Trump's Section 232 tariffs on steel and aluminum imports could result in a net loss of 146,000 US jobs, even without taking into consideration possible retaliation from US trading partners, according to Washington-based consulting group Trade Partnership.
A major disruption in China-US trade would be disastrous for the US. China-US trade supports 2.6 million US jobs, including jobs that Chinese companies have created in the US, according to a 2017 Oxford Economics report.
The report shows that besides supporting US jobs, Chinese manufacturers lowered prices for US consumers, dampened inflation and put more money in their wallets, since for a typical US household earning $56,500 in 2015, trade with China saved these families up to $850 that year.
In 2007, Sara Bongiorni's book, A Year without Made in China: One Family's True Life Adventure in the Global Economy, describing her family's attempt to boycott Chinese made products attracted much attention.

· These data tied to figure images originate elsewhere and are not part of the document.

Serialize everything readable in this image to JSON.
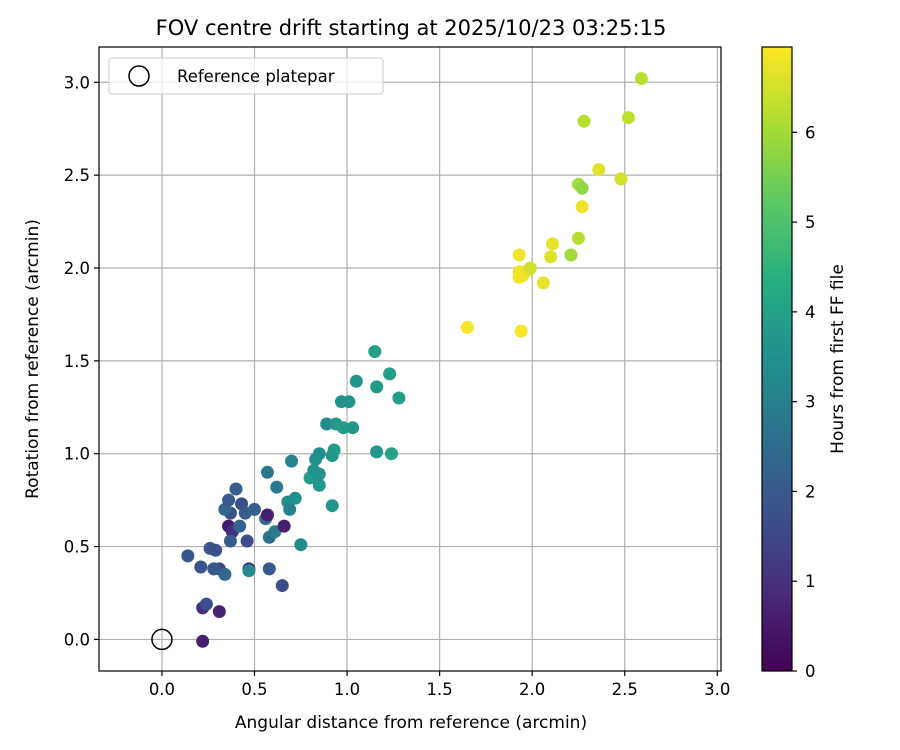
{
  "chart_data": {
    "type": "scatter",
    "title": "FOV centre drift starting at 2025/10/23 03:25:15",
    "xlabel": "Angular distance from reference (arcmin)",
    "ylabel": "Rotation from reference (arcmin)",
    "xlim": [
      -0.34,
      3.02
    ],
    "ylim": [
      -0.17,
      3.19
    ],
    "xticks": [
      "0.0",
      "0.5",
      "1.0",
      "1.5",
      "2.0",
      "2.5",
      "3.0"
    ],
    "yticks": [
      "0.0",
      "0.5",
      "1.0",
      "1.5",
      "2.0",
      "2.5",
      "3.0"
    ],
    "grid": true,
    "legend": {
      "location": "top-left",
      "label": "Reference platepar",
      "reference_point": [
        0.0,
        0.0
      ]
    },
    "colorbar": {
      "label": "Hours from first FF file",
      "colormap": "viridis",
      "range": [
        0,
        6.95
      ],
      "ticks": [
        "0",
        "1",
        "2",
        "3",
        "4",
        "5",
        "6"
      ]
    },
    "points": [
      [
        0.22,
        -0.01,
        0.6
      ],
      [
        0.22,
        0.17,
        0.9
      ],
      [
        0.31,
        0.15,
        0.7
      ],
      [
        0.24,
        0.19,
        1.7
      ],
      [
        0.14,
        0.45,
        1.9
      ],
      [
        0.21,
        0.39,
        1.8
      ],
      [
        0.26,
        0.49,
        1.9
      ],
      [
        0.29,
        0.48,
        1.7
      ],
      [
        0.31,
        0.38,
        1.4
      ],
      [
        0.28,
        0.38,
        1.9
      ],
      [
        0.34,
        0.35,
        2.3
      ],
      [
        0.36,
        0.61,
        0.5
      ],
      [
        0.38,
        0.58,
        0.9
      ],
      [
        0.37,
        0.53,
        2.0
      ],
      [
        0.42,
        0.61,
        2.2
      ],
      [
        0.37,
        0.68,
        1.8
      ],
      [
        0.34,
        0.7,
        2.3
      ],
      [
        0.36,
        0.75,
        2.0
      ],
      [
        0.4,
        0.81,
        2.1
      ],
      [
        0.43,
        0.73,
        1.7
      ],
      [
        0.45,
        0.68,
        2.0
      ],
      [
        0.46,
        0.53,
        1.6
      ],
      [
        0.47,
        0.38,
        0.8
      ],
      [
        0.47,
        0.37,
        3.3
      ],
      [
        0.5,
        0.7,
        2.1
      ],
      [
        0.56,
        0.65,
        2.5
      ],
      [
        0.57,
        0.67,
        0.6
      ],
      [
        0.57,
        0.9,
        2.8
      ],
      [
        0.58,
        0.55,
        2.5
      ],
      [
        0.58,
        0.38,
        2.0
      ],
      [
        0.61,
        0.58,
        2.9
      ],
      [
        0.62,
        0.82,
        2.9
      ],
      [
        0.65,
        0.29,
        1.6
      ],
      [
        0.66,
        0.61,
        0.6
      ],
      [
        0.68,
        0.74,
        3.4
      ],
      [
        0.69,
        0.7,
        3.1
      ],
      [
        0.7,
        0.96,
        3.1
      ],
      [
        0.72,
        0.76,
        3.5
      ],
      [
        0.75,
        0.51,
        3.3
      ],
      [
        0.8,
        0.87,
        3.8
      ],
      [
        0.82,
        0.91,
        3.6
      ],
      [
        0.83,
        0.97,
        3.5
      ],
      [
        0.85,
        1.0,
        3.4
      ],
      [
        0.85,
        0.89,
        3.6
      ],
      [
        0.85,
        0.83,
        3.7
      ],
      [
        0.89,
        1.16,
        3.3
      ],
      [
        0.92,
        0.99,
        3.6
      ],
      [
        0.92,
        0.72,
        3.6
      ],
      [
        0.93,
        1.02,
        3.8
      ],
      [
        0.94,
        1.16,
        3.7
      ],
      [
        0.97,
        1.28,
        3.5
      ],
      [
        0.98,
        1.14,
        3.8
      ],
      [
        1.01,
        1.28,
        3.6
      ],
      [
        1.03,
        1.14,
        3.7
      ],
      [
        1.05,
        1.39,
        3.6
      ],
      [
        1.15,
        1.55,
        3.9
      ],
      [
        1.16,
        1.01,
        3.7
      ],
      [
        1.16,
        1.36,
        3.8
      ],
      [
        1.23,
        1.43,
        3.9
      ],
      [
        1.24,
        1.0,
        4.0
      ],
      [
        1.28,
        1.3,
        3.9
      ],
      [
        1.65,
        1.68,
        6.9
      ],
      [
        1.93,
        1.98,
        6.8
      ],
      [
        1.93,
        1.95,
        6.9
      ],
      [
        1.93,
        2.07,
        6.8
      ],
      [
        1.94,
        1.66,
        6.9
      ],
      [
        1.95,
        1.96,
        6.8
      ],
      [
        1.98,
        1.99,
        6.7
      ],
      [
        1.99,
        2.0,
        6.5
      ],
      [
        2.06,
        1.92,
        6.7
      ],
      [
        2.1,
        2.06,
        6.6
      ],
      [
        2.11,
        2.13,
        6.7
      ],
      [
        2.21,
        2.07,
        6.0
      ],
      [
        2.25,
        2.16,
        6.2
      ],
      [
        2.25,
        2.45,
        6.0
      ],
      [
        2.27,
        2.43,
        5.8
      ],
      [
        2.27,
        2.33,
        6.8
      ],
      [
        2.28,
        2.79,
        6.2
      ],
      [
        2.36,
        2.53,
        6.6
      ],
      [
        2.48,
        2.48,
        6.5
      ],
      [
        2.52,
        2.81,
        6.3
      ],
      [
        2.59,
        3.02,
        6.2
      ]
    ]
  }
}
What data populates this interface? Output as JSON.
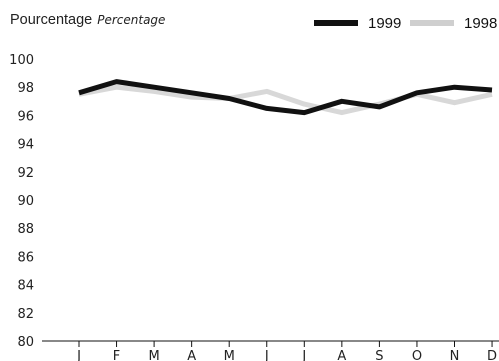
{
  "chart_data": {
    "type": "line",
    "title": "",
    "ylabel_fr": "Pourcentage",
    "ylabel_en": "Percentage",
    "xlabel": "",
    "categories": [
      "J",
      "F",
      "M",
      "A",
      "M",
      "J",
      "J",
      "A",
      "S",
      "O",
      "N",
      "D"
    ],
    "ylim": [
      80,
      100
    ],
    "yticks": [
      80,
      82,
      84,
      86,
      88,
      90,
      92,
      94,
      96,
      98,
      100
    ],
    "grid": false,
    "legend_position": "top-right",
    "series": [
      {
        "name": "1999",
        "color": "#111111",
        "values": [
          97.6,
          98.4,
          98.0,
          97.6,
          97.2,
          96.5,
          96.2,
          97.0,
          96.6,
          97.6,
          98.0,
          97.8
        ]
      },
      {
        "name": "1998",
        "color": "#d8d8d8",
        "values": [
          97.5,
          98.0,
          97.7,
          97.3,
          97.2,
          97.7,
          96.8,
          96.2,
          96.8,
          97.5,
          96.9,
          97.5
        ]
      }
    ]
  }
}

While the story might have changed today, because a lot of labor intensive jobs have been relocated from China to countries such as Vietnam and Bangladesh over the past decade with rising labor costs in China, still US consumers shopping in stores such as Walmart and Target would be hurt if China and other developing countries no longer supplied cheap products due to the tariffs.
"The Economic Benefits of US Trade", a 2015 report by the Council of Economic Advisers, shows that compared to a world with no trade, median-income consumers in the US gain an estimated 29 percent of their purchasing power from trade.
But Trump does not want American people to know this. Instead, he has constantly painted US as a victim in global trade. He has never talked about how most manufacturing jobs have been lost to automation, rather than trade, and he has never talked about how the US government has done a poor job of helping workers negatively impacted by trade deals.
Trump has also misled the US people by equating US trade deficits to a loss for the US and a win for its trade partners, despite the fact that almost all economists disagree with such a notion.
It's time to stop Trump and other folk fooling the American people.